In November 2016, according to the lawsuit, Gersh reached out to Sherry Spencer about a planned protest outside a building that Spencer owns in downtown Whitefish. Gersh claims that she informed Sherry Spencer about the demonstrations, which were being planned in response to a viral video of her son, Richard, leading a “Hail Trump!” chant, and offered to help Spencer sell the building. According to the lawsuit, Gersh and Sherry Spencer began to discuss working together to sell the property. But then a month later, Sherry Spencer apparently had a change of heart, and published the Medium post accusing Gersh of extortion.
Montana Law School Professor Eduardo Capulong points out that if Anglin could prove that he was merely commenting on this purported feud between the Spencers and Gersh, he would be protected. “But using it as basis to attack without verifying is reckless,” he added.
“It’s one thing, if Anglin said: Oh, look at this blog post, and fuck them. That’s arguably protected by free speech,” Capulong said. “But then, you go beyond that and say: target this family.”

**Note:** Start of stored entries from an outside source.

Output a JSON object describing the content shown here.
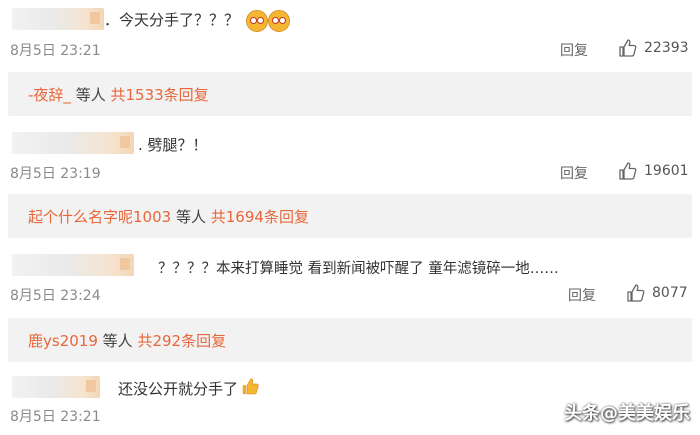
{
  "comments": [
    {
      "text": "．今天分手了？？？",
      "date": "8月5日 23:21",
      "reply": "回复",
      "likes": "22393",
      "replies_box": {
        "user": "-夜辞_",
        "mid": "等人",
        "count": "共1533条回复"
      }
    },
    {
      "text": ". 劈腿？！",
      "date": "8月5日 23:19",
      "reply": "回复",
      "likes": "19601",
      "replies_box": {
        "user": "起个什么名字呢1003",
        "mid": "等人",
        "count": "共1694条回复"
      }
    },
    {
      "text": "？？？？本来打算睡觉 看到新闻被吓醒了 童年滤镜碎一地……",
      "date": "8月5日 23:24",
      "reply": "回复",
      "likes": "8077",
      "replies_box": {
        "user": "鹿ys2019",
        "mid": "等人",
        "count": "共292条回复"
      }
    },
    {
      "text": "还没公开就分手了",
      "date": "8月5日 23:21"
    }
  ],
  "watermark": "头条@美美娱乐",
  "icons": {
    "like": "thumbs-up-icon",
    "emoji1": "cat-face-emoji-icon",
    "emoji2": "thumbs-up-emoji-icon"
  },
  "colors": {
    "accent": "#e8663a",
    "reply_bg": "#f2f2f2",
    "meta": "#8a8a8a"
  }
}
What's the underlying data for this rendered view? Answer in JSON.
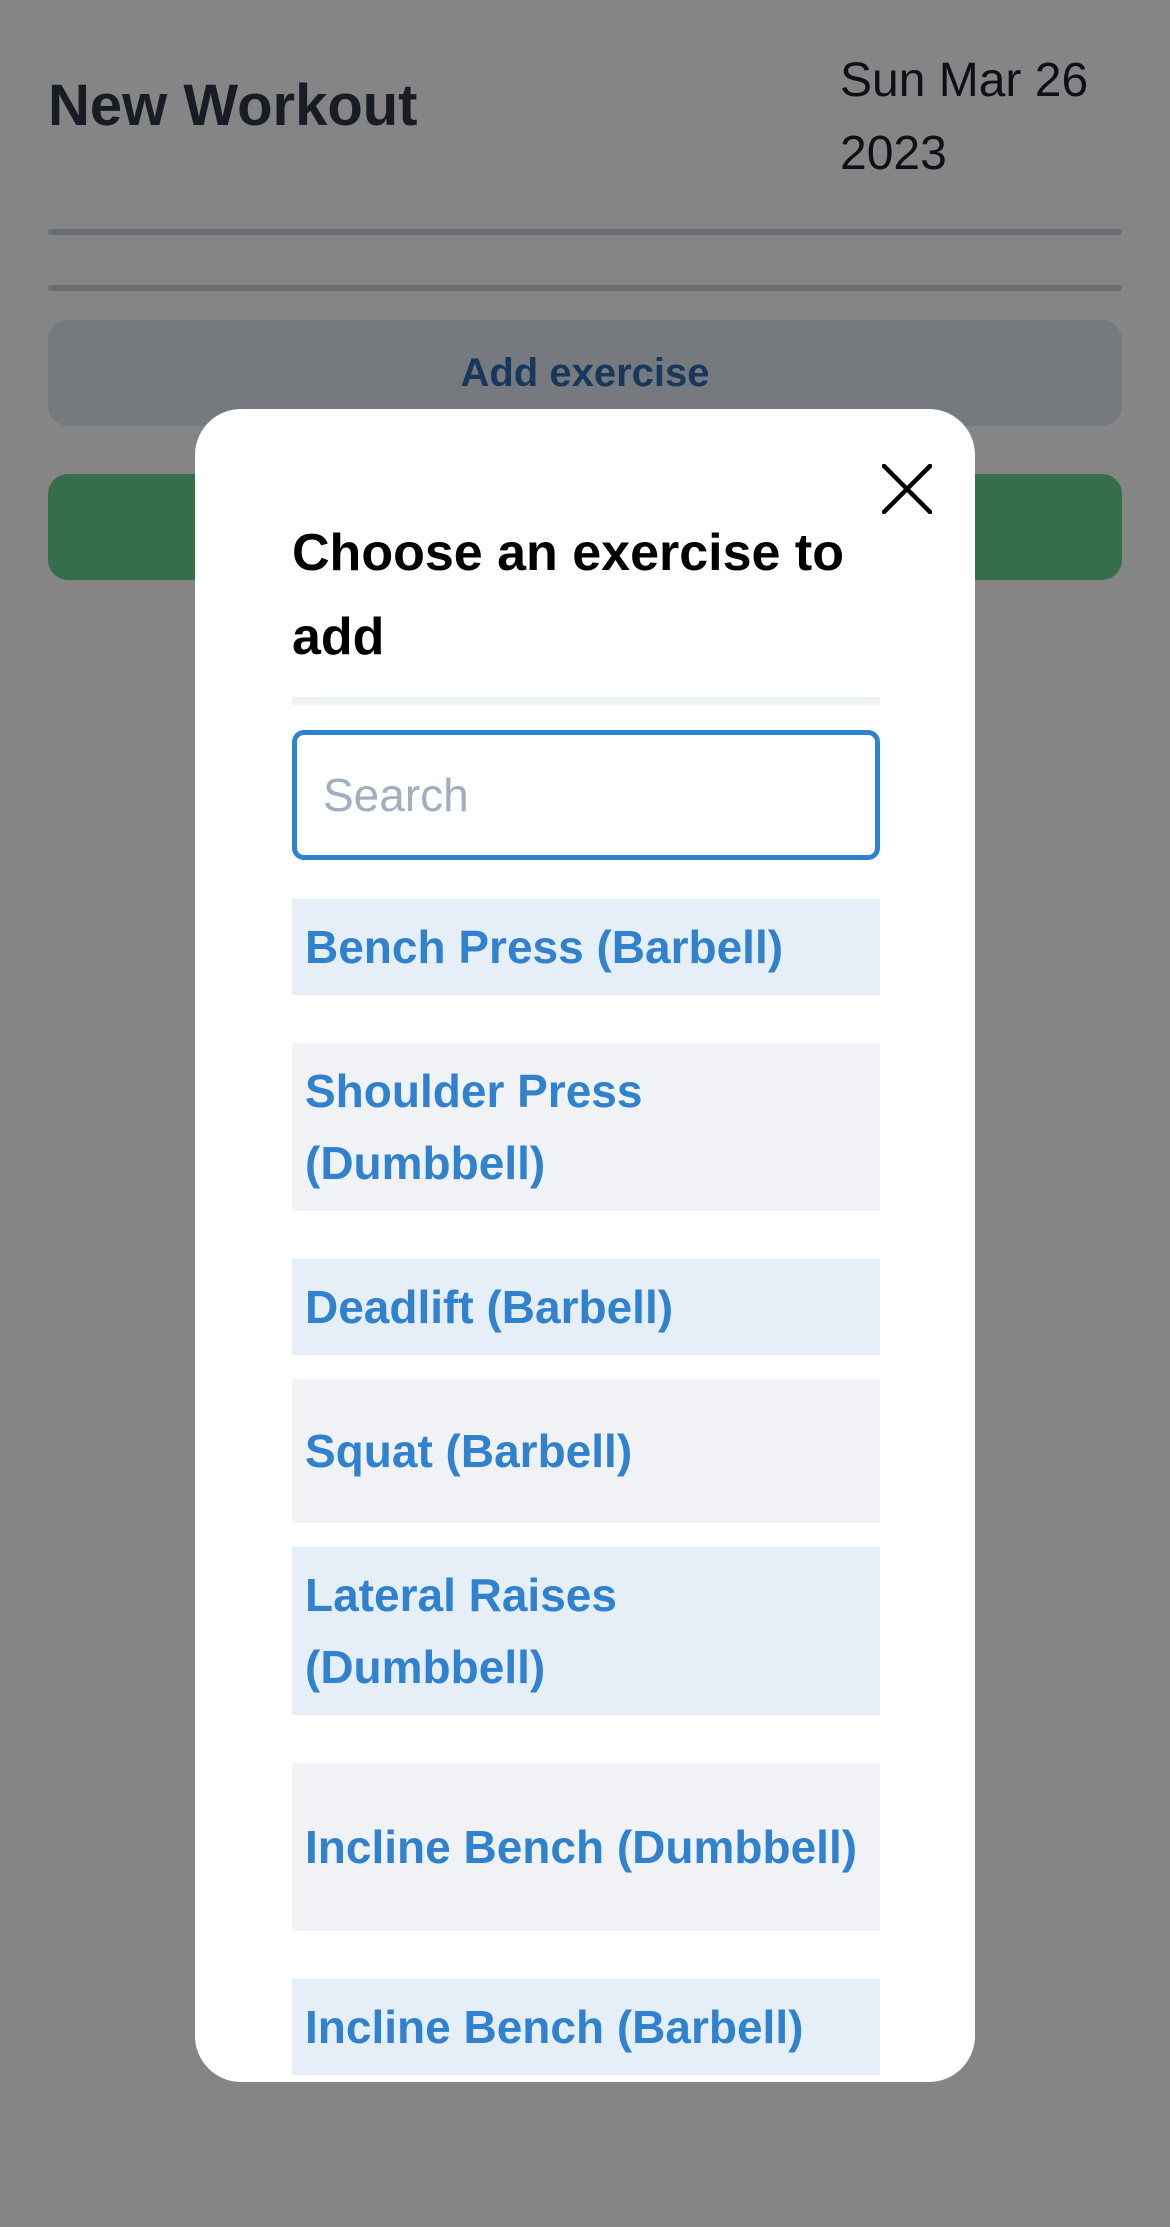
{
  "page": {
    "title": "New Workout",
    "date": "Sun Mar 26 2023",
    "add_exercise_label": "Add exercise"
  },
  "modal": {
    "title": "Choose an exercise to add",
    "close_icon": "close-icon",
    "search": {
      "placeholder": "Search",
      "value": ""
    },
    "exercises": [
      {
        "label": "Bench Press (Barbell)"
      },
      {
        "label": "Shoulder Press (Dumbbell)"
      },
      {
        "label": "Deadlift (Barbell)"
      },
      {
        "label": "Squat (Barbell)"
      },
      {
        "label": "Lateral Raises (Dumbbell)"
      },
      {
        "label": "Incline Bench (Dumbbell)"
      },
      {
        "label": "Incline Bench (Barbell)"
      }
    ]
  },
  "colors": {
    "accent_blue": "#3182ce",
    "green_button": "#68d391",
    "overlay": "#000000"
  }
}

Asked if Anglin’s calls for his readers not to be violent would protect him, Capulong said, “I don’t think so. Given everything that he was doing, and invoking Nazi ideology, images, I think any reasonable person would see that as a call to violence.”
In this case, Anglin is accused of four charges — invasion of privacy, intentional infliction of emotional distress, malice, and violation of Montana’s Anti-Intimidation Act. All four carry the possibility of damages that Anglin may have to pay to Gersh if the case goes in her favor.
But in order to obtain punitive damages — meant to punish Anglin in a substantial way that deters others — Gersh will have to prove malice, which has a higher standard in court. However, Capulong believes that Gersh has a good case for malice. “I was shocked to see those emails. That’s really malicious I think,” he said.
Gersh’s attorneys have called for at least $75,000 in damages for each count — the minimum amount necessary to file the case in federal court.
Cohen says that they have “no idea” how much money Anglin has — which could factor into the judge or jury's final decision on how much he would have to pay out. However, if he loses — and regardless of the award amount — the law dictates two key things. One, Anglin will not be able to seek bankruptcy against a judgment against him. And two, a judge can enforce a judgment for 20 years — essentially going after future money he makes off the Daily Stormer.
“We’ll follow him wherever he goes,” Cohen said.